Allegations of pedophilia and human trafficking are common among conspiracy theorists
The QAnon community’s obsession with allegations of human trafficking follows a long line of similar movements inspired by pedophilia paranoia.
Conspiracy theories exist as a way to “accuse a shady group of people of doing corrupt, evil things behind the scenes,” Karen Douglas, a professor of social psychology at the University of Kent who researches conspiracy theories, told Insider. “QAnon is no different in this respect.”
“Hurting children is one of the worst things you can say someone is doing. It’s an easy way to demonize your enemy,” Kathryn Olmsted, a professor of history at the University of California-Davis who has researched conspiracy theories, previously told Mother Jones.

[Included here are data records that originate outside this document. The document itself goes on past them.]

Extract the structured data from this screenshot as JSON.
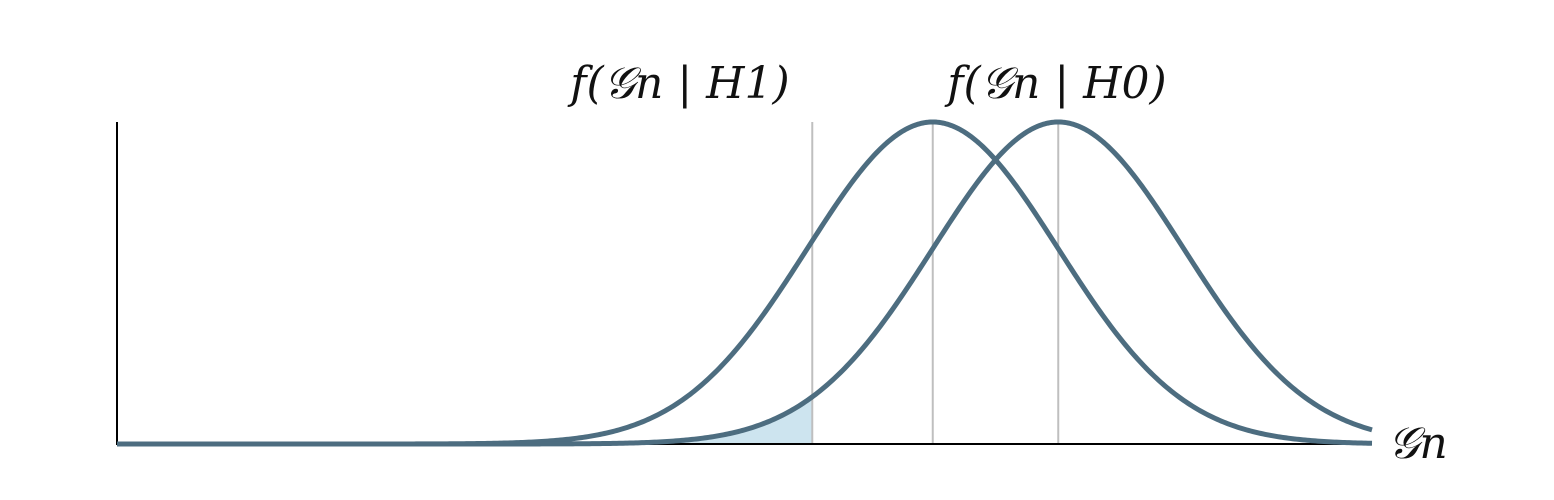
{
  "chart_data": {
    "type": "line",
    "title": "",
    "xlabel": "𝒢n",
    "ylabel": "",
    "xlim": [
      -7,
      3
    ],
    "ylim": [
      0,
      1
    ],
    "grid": false,
    "legend": "none",
    "series": [
      {
        "name": "f(𝒢n | H1)",
        "distribution": "normal",
        "mean": -0.5,
        "sd": 1,
        "peak": 1
      },
      {
        "name": "f(𝒢n | H0)",
        "distribution": "normal",
        "mean": 0.5,
        "sd": 1,
        "peak": 1
      }
    ],
    "reference_lines_x": [
      -1.46,
      -0.5,
      0.5
    ],
    "shaded_region": {
      "under_series": "f(𝒢n | H0)",
      "from": -7,
      "to": -1.46
    },
    "colors": {
      "curve": "#4d6d80",
      "reference_line": "#bfbfbf",
      "shade": "#cde4ef",
      "axis": "#000000"
    }
  }
}
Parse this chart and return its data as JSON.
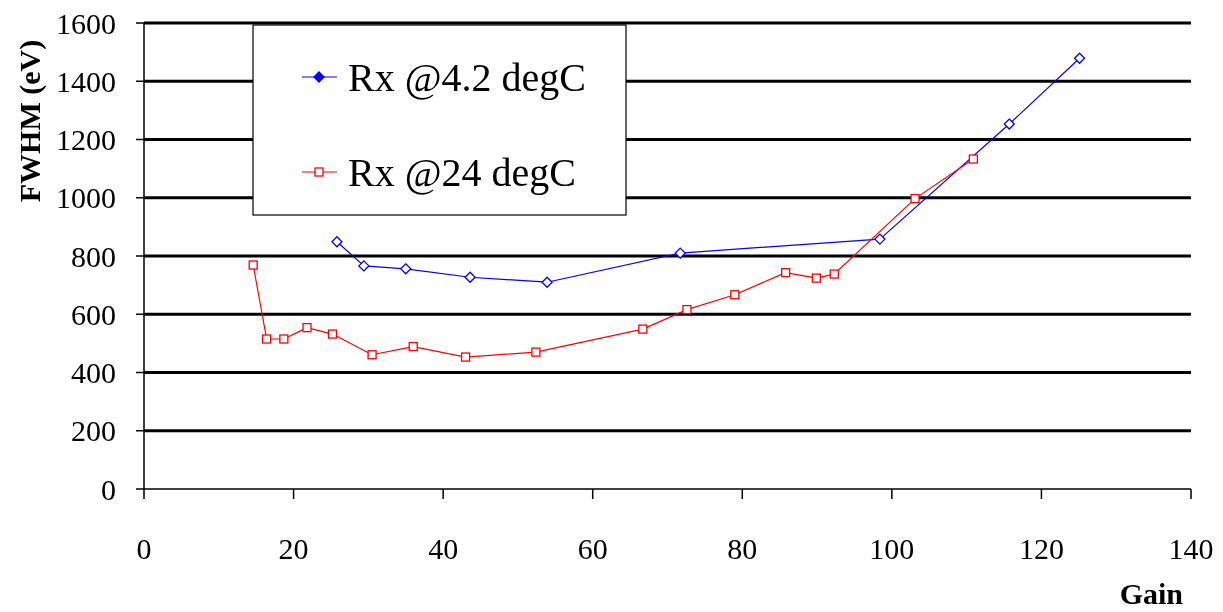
{
  "chart_data": {
    "type": "line",
    "xlabel": "Gain",
    "ylabel": "FWHM (eV)",
    "xlim": [
      0,
      140
    ],
    "xticks": [
      0,
      20,
      40,
      60,
      80,
      100,
      120,
      140
    ],
    "ylim": [
      0,
      1600
    ],
    "yticks": [
      0,
      200,
      400,
      600,
      800,
      1000,
      1200,
      1400,
      1600
    ],
    "grid": "y",
    "legend": "top left",
    "series": [
      {
        "name": "Rx @4.2 degC",
        "color": "#0000ff",
        "marker": "diamond",
        "x": [
          25.8,
          29.4,
          35.0,
          43.6,
          53.9,
          71.7,
          98.4,
          115.7,
          125.1
        ],
        "values": [
          849,
          766,
          756,
          727,
          710,
          810,
          858,
          1253,
          1479
        ]
      },
      {
        "name": "Rx @24 degC",
        "color": "#ff0000",
        "marker": "square",
        "x": [
          14.6,
          16.4,
          18.7,
          21.8,
          25.2,
          30.5,
          36.0,
          43.0,
          52.4,
          66.7,
          72.6,
          79.0,
          85.8,
          89.9,
          92.3,
          103.1,
          110.9
        ],
        "values": [
          769,
          515,
          515,
          554,
          532,
          461,
          489,
          453,
          470,
          549,
          616,
          667,
          743,
          724,
          738,
          997,
          1133
        ]
      }
    ]
  }
}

Conspiracy theories around child abuse date back centuries, and were often rooted in religious anxiety. Beginning in the 12th century, anti-Semitic conspiracy theories falsely alleging that Jews murdered Christian children to use their blood in recipes and other traditions spread across the Christian world.
Throughout the Middle Ages, Jews would often be accused in cases of missing Christian children. These so-called blood libel conspiracy theories persisted through the 1800s, and even into the 20th century, according to the Anti-Defamation League.
The 1980s and early 1990s gave rise to what’s become known as Satanic Panic. During the scare, daycare centers around the country were hit with false claims of satanic ritual abuse, and fans of heavy metal music were targeted as potential satanic worshippers.
Despite widespread media coverage of it, no actual cases of satanic ritual abuse were ever found. A 1994 report from The National Center on Child Abuse and Neglect examined more than 12,000 accusations of “group cult sexual abuse based on satanic ritual” recorded by psychiatrists and social service organizations and found “not one that investigators had been able to substantiate,” according to The New York Times.
Experts say QAnon believers have a misunderstanding of the realities of human trafficking
Experts in human trafficking say QAnon’s efforts are misguided and damaging.
“There’s already this great misconception” about what real human trafficking looks like, according to Rachel Lovell, a research assistant professor at Case Western Reserve University’s Begun Center for Violence Prevention Research and Education.
The QAnon vision of sex trafficking suggests that members of a secret cabal go around snatching up children. But 91% of the 29,000 missing children cases investigated by the National Center for Missing and Exploited Children (NCMEC) in 2019 were runaways.
Read More: QAnon believers think there’s a vast cabal snatching up children in kidnappings, but almost every child reported missing turns out to be a runaway
Lovell told Insider that this kind of paranoia that’s not based in real-life sex-trafficking research leads to “anxiety and fear that distracts from the reality.”
Polaris, the non-governmental organization that operates the National Human Trafficking Hotline, said that QAnon makes their work in protecting and helping victims of sex trafficking much more difficult.
“Unsubstantiated claims and accusations about child sex trafficking can spin out of control and create more harm than good,” a Polaris spokesperson told Insider in an email.
As more people are lured into the world of QAnon with “save the children” rhetoric, Polaris and other organizations only stand to face further difficulties related to the spiraling conspiracy theories.